What this means for the Bahamas is that it may well have to further modify its existing network of TIEAs, as indicated by the G-20.
These are currently ‘information on request’ treaties, which guard against so-called ‘fishing expeditions’ by foreign tax authorities, instead requiring them to supply specific details on the information being sought and the location where this is held.
Such safeguards would be scrapped under an automatic tax information exchange regime, with the Bahamas and its financial institutions expected to disclose what was requested immediately. This would also likely increase the costs and administrative burden associated with information exchange.
Reflecting on the implications of the G-20 statement, Mr Moree told Tribune Business: “I would not be surprised to see an inquiry started, and robust call, for the Bahamas and other international financial centres (IFCs) to provide a platform for the automatic exchange of information with all those countries we currently have TIEAs with.”

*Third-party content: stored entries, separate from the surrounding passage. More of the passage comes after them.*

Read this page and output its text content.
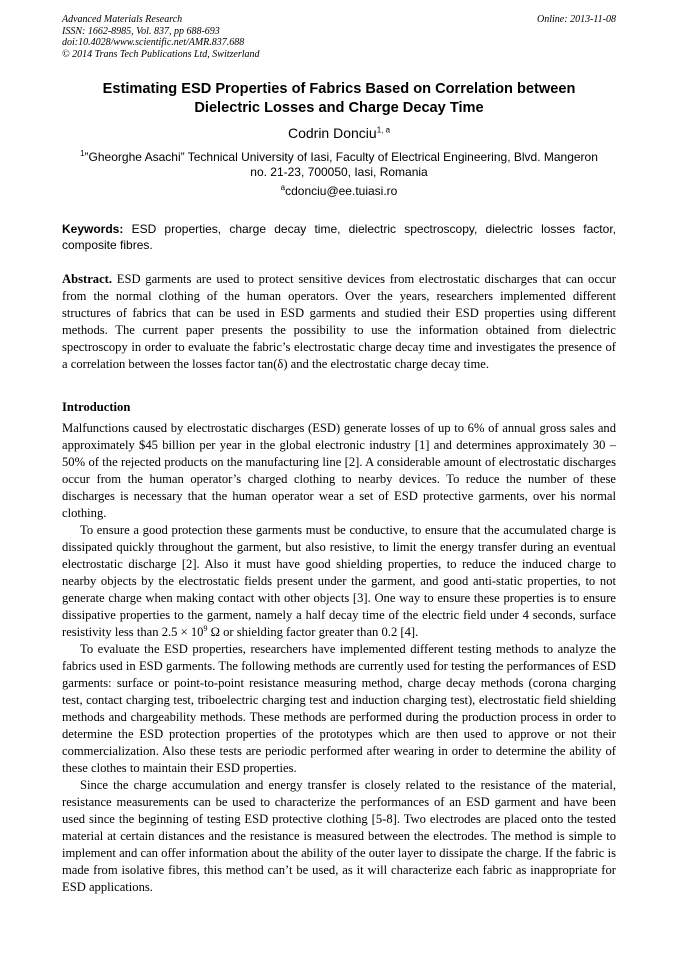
Advanced Materials Research
ISSN: 1662-8985, Vol. 837, pp 688-693
doi:10.4028/www.scientific.net/AMR.837.688
© 2014 Trans Tech Publications Ltd, Switzerland
Online: 2013-11-08
Estimating ESD Properties of Fabrics Based on Correlation between
Dielectric Losses and Charge Decay Time
Codrin Donciu$^{1, a}$
$^1$”Gheorghe Asachi” Technical University of Iasi, Faculty of Electrical Engineering, Blvd. Mangeron
no. 21-23, 700050, Iasi, Romania
$^a$cdonciu@ee.tuiasi.ro
Keywords: ESD properties, charge decay time, dielectric spectroscopy, dielectric losses factor, composite fibres.
Abstract. ESD garments are used to protect sensitive devices from electrostatic discharges that can occur from the normal clothing of the human operators. Over the years, researchers implemented different structures of fabrics that can be used in ESD garments and studied their ESD properties using different methods. The current paper presents the possibility to use the information obtained from dielectric spectroscopy in order to evaluate the fabric’s electrostatic charge decay time and investigates the presence of a correlation between the losses factor tan(δ) and the electrostatic charge decay time.
Introduction

Malfunctions caused by electrostatic discharges (ESD) generate losses of up to 6% of annual gross sales and approximately $45 billion per year in the global electronic industry [1] and determines approximately 30 – 50% of the rejected products on the manufacturing line [2]. A considerable amount of electrostatic discharges occur from the human operator’s charged clothing to nearby devices. To reduce the number of these discharges is necessary that the human operator wear a set of ESD protective garments, over his normal clothing.

To ensure a good protection these garments must be conductive, to ensure that the accumulated charge is dissipated quickly throughout the garment, but also resistive, to limit the energy transfer during an eventual electrostatic discharge [2]. Also it must have good shielding properties, to reduce the induced charge to nearby objects by the electrostatic fields present under the garment, and good anti-static properties, to not generate charge when making contact with other objects [3]. One way to ensure these properties is to ensure dissipative properties to the garment, namely a half decay time of the electric field under 4 seconds, surface resistivity less than $2.5 \times 10^9$ Ω or shielding factor greater than 0.2 [4].

To evaluate the ESD properties, researchers have implemented different testing methods to analyze the fabrics used in ESD garments. The following methods are currently used for testing the performances of ESD garments: surface or point-to-point resistance measuring method, charge decay methods (corona charging test, contact charging test, triboelectric charging test and induction charging test), electrostatic field shielding methods and chargeability methods. These methods are performed during the production process in order to determine the ESD protection properties of the prototypes which are then used to approve or not their commercialization. Also these tests are periodic performed after wearing in order to determine the ability of these clothes to maintain their ESD properties.

Since the charge accumulation and energy transfer is closely related to the resistance of the material, resistance measurements can be used to characterize the performances of an ESD garment and have been used since the beginning of testing ESD protective clothing [5-8]. Two electrodes are placed onto the tested material at certain distances and the resistance is measured between the electrodes. The method is simple to implement and can offer information about the ability of the outer layer to dissipate the charge. If the fabric is made from isolative fibres, this method can’t be used, as it will characterize each fabric as inappropriate for ESD applications.
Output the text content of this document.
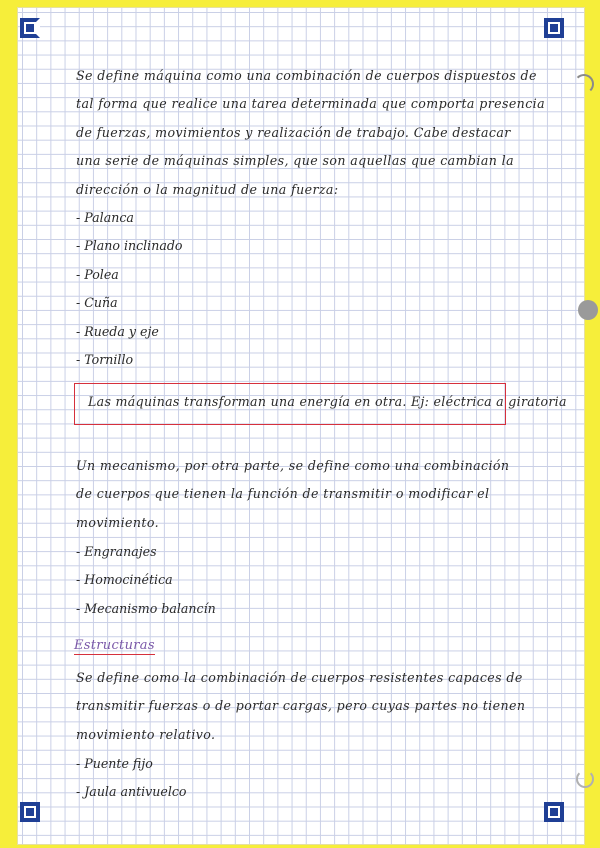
Se define máquina como una combinación de cuerpos dispuestos de
tal forma que realice una tarea determinada que comporta presencia
de fuerzas, movimientos y realización de trabajo. Cabe destacar
una serie de máquinas simples, que son aquellas que cambian la
dirección o la magnitud de una fuerza:
- Palanca
- Plano inclinado
- Polea
- Cuña
- Rueda y eje
- Tornillo
Las máquinas transforman una energía en otra. Ej: eléctrica a giratoria
Un mecanismo, por otra parte, se define como una combinación
de cuerpos que tienen la función de transmitir o modificar el
movimiento.
- Engranajes
- Homocinética
- Mecanismo balancín
Estructuras
Se define como la combinación de cuerpos resistentes capaces de
transmitir fuerzas o de portar cargas, pero cuyas partes no tienen
movimiento relativo.
- Puente fijo
- Jaula antivuelco
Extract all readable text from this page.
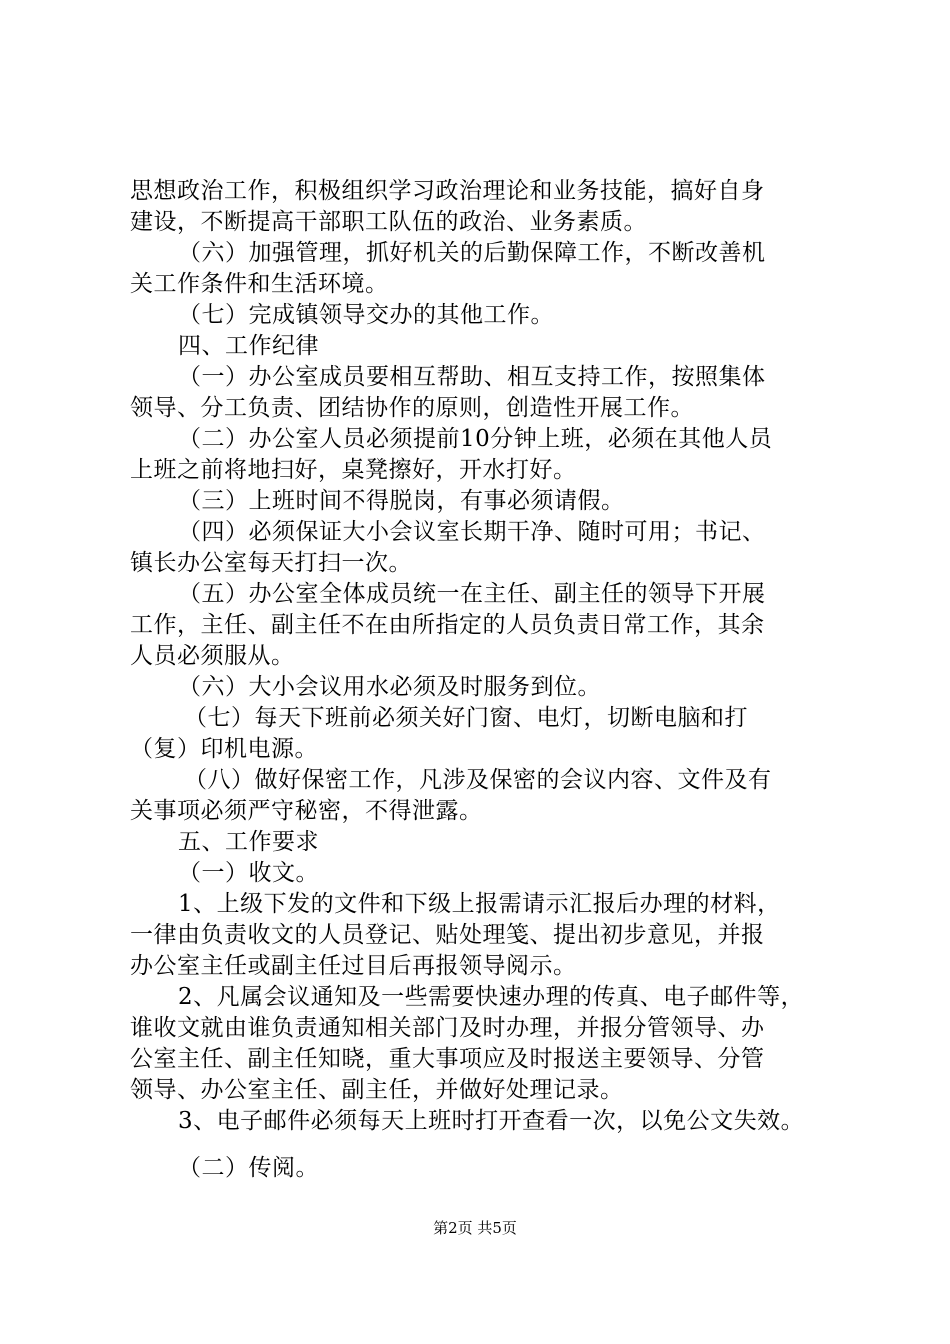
思想政治工作，积极组织学习政治理论和业务技能，搞好自身
建设，不断提高干部职工队伍的政治、业务素质。
（六）加强管理，抓好机关的后勤保障工作，不断改善机
关工作条件和生活环境。
（七）完成镇领导交办的其他工作。
四、工作纪律
（一）办公室成员要相互帮助、相互支持工作，按照集体
领导、分工负责、团结协作的原则，创造性开展工作。
（二）办公室人员必须提前10分钟上班，必须在其他人员
上班之前将地扫好，桌凳擦好，开水打好。
（三）上班时间不得脱岗，有事必须请假。
（四）必须保证大小会议室长期干净、随时可用；书记、
镇长办公室每天打扫一次。
（五）办公室全体成员统一在主任、副主任的领导下开展
工作，主任、副主任不在由所指定的人员负责日常工作，其余
人员必须服从。
（六）大小会议用水必须及时服务到位。
（七）每天下班前必须关好门窗、电灯，切断电脑和打
（复）印机电源。
（八）做好保密工作，凡涉及保密的会议内容、文件及有
关事项必须严守秘密，不得泄露。
五、工作要求
（一）收文。
1、上级下发的文件和下级上报需请示汇报后办理的材料，
一律由负责收文的人员登记、贴处理笺、提出初步意见，并报
办公室主任或副主任过目后再报领导阅示。
2、凡属会议通知及一些需要快速办理的传真、电子邮件等，
谁收文就由谁负责通知相关部门及时办理，并报分管领导、办
公室主任、副主任知晓，重大事项应及时报送主要领导、分管
领导、办公室主任、副主任，并做好处理记录。
3、电子邮件必须每天上班时打开查看一次，以免公文失效。
（二）传阅。
第2页 共5页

The well-known QC said the G-20 communique “for the first time seems to openly identify the objective” as being the automatic exchange of tax information, a target its members have long sought to conceal.
“They have now eliminated all doubt that they expect a regime of automatic exchange of information,” Mr Moree said, agreeing that the Bahamas and other IFCs were facing “shifting sands”.

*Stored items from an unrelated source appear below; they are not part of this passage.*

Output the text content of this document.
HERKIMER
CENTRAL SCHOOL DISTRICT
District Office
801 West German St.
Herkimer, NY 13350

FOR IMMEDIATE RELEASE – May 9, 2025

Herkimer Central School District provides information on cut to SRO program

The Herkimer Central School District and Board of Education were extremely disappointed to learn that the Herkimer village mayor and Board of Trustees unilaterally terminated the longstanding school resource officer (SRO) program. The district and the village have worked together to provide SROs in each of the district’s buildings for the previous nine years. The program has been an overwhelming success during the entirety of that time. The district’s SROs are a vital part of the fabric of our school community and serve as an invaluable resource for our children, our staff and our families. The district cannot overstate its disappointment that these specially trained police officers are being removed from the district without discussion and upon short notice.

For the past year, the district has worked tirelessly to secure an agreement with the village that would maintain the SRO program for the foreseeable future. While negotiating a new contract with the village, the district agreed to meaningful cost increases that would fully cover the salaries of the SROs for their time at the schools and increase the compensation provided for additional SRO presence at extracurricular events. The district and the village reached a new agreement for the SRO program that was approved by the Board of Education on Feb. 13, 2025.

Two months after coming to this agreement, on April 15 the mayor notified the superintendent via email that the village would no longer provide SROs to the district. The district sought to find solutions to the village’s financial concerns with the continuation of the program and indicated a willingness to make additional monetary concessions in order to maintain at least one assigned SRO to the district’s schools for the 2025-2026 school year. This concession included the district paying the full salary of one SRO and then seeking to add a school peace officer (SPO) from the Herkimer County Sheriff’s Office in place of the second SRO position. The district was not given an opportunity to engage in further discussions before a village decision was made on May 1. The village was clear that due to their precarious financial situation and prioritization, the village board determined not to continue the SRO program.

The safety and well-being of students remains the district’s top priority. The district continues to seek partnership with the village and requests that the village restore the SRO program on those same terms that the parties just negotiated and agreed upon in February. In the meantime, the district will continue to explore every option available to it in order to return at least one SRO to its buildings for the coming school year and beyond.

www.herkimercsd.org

He added that the communique, when added to the US Foreign Account Tax Compliance Act (FATCA) and French president’s call to “eliminate” so-called ‘tax havens’, meant “the pretence is now finally over”.
To-date, Mr Moree said the G-20/OECD had been able to hide their automatic information sharing goal behind a ‘mission creep’ strategy that made “incremental demands” of international financial centres.
He added that “the timing...., the specific details and means” by which the Bahamas ultimately modified its existing TIEAs for the automatic exchange of information would be key to maintaining its competitiveness against rival IFCs.
“The new reality is that IFCs are going to have to co-exist with regimes for the automatic exchange of information, and the business model for going offshore has to be constantly assessed,” Mr Moree told Tribune Business.
“We here in the Bahamas have to carefully consider how this affects our business model, and be very clear about the reasons for people looking at IFCs.”
And he added: “I would describe it as an insatiable appetite of the major countries to ensure nations like the Bahamas are, in effect, deputised to their own law enforcement agencies to collect taxes.
“The process continues to become more and more intrusive, and our ultimate fate will continue to depend on how we adjust our business model to meet the needs of the international community in an environment of cross-border co-operation and automatic exchange of information.
“In the Bahamas, we have shown we have been very resilient to date, and have adapted to these shifting sands.
“Here we go again. We are expected to do the same, and the only question is: ‘What comes next?’ This is an inexorable process where every time ground is gained, the G-20 countries simply set their sights on the next objective.”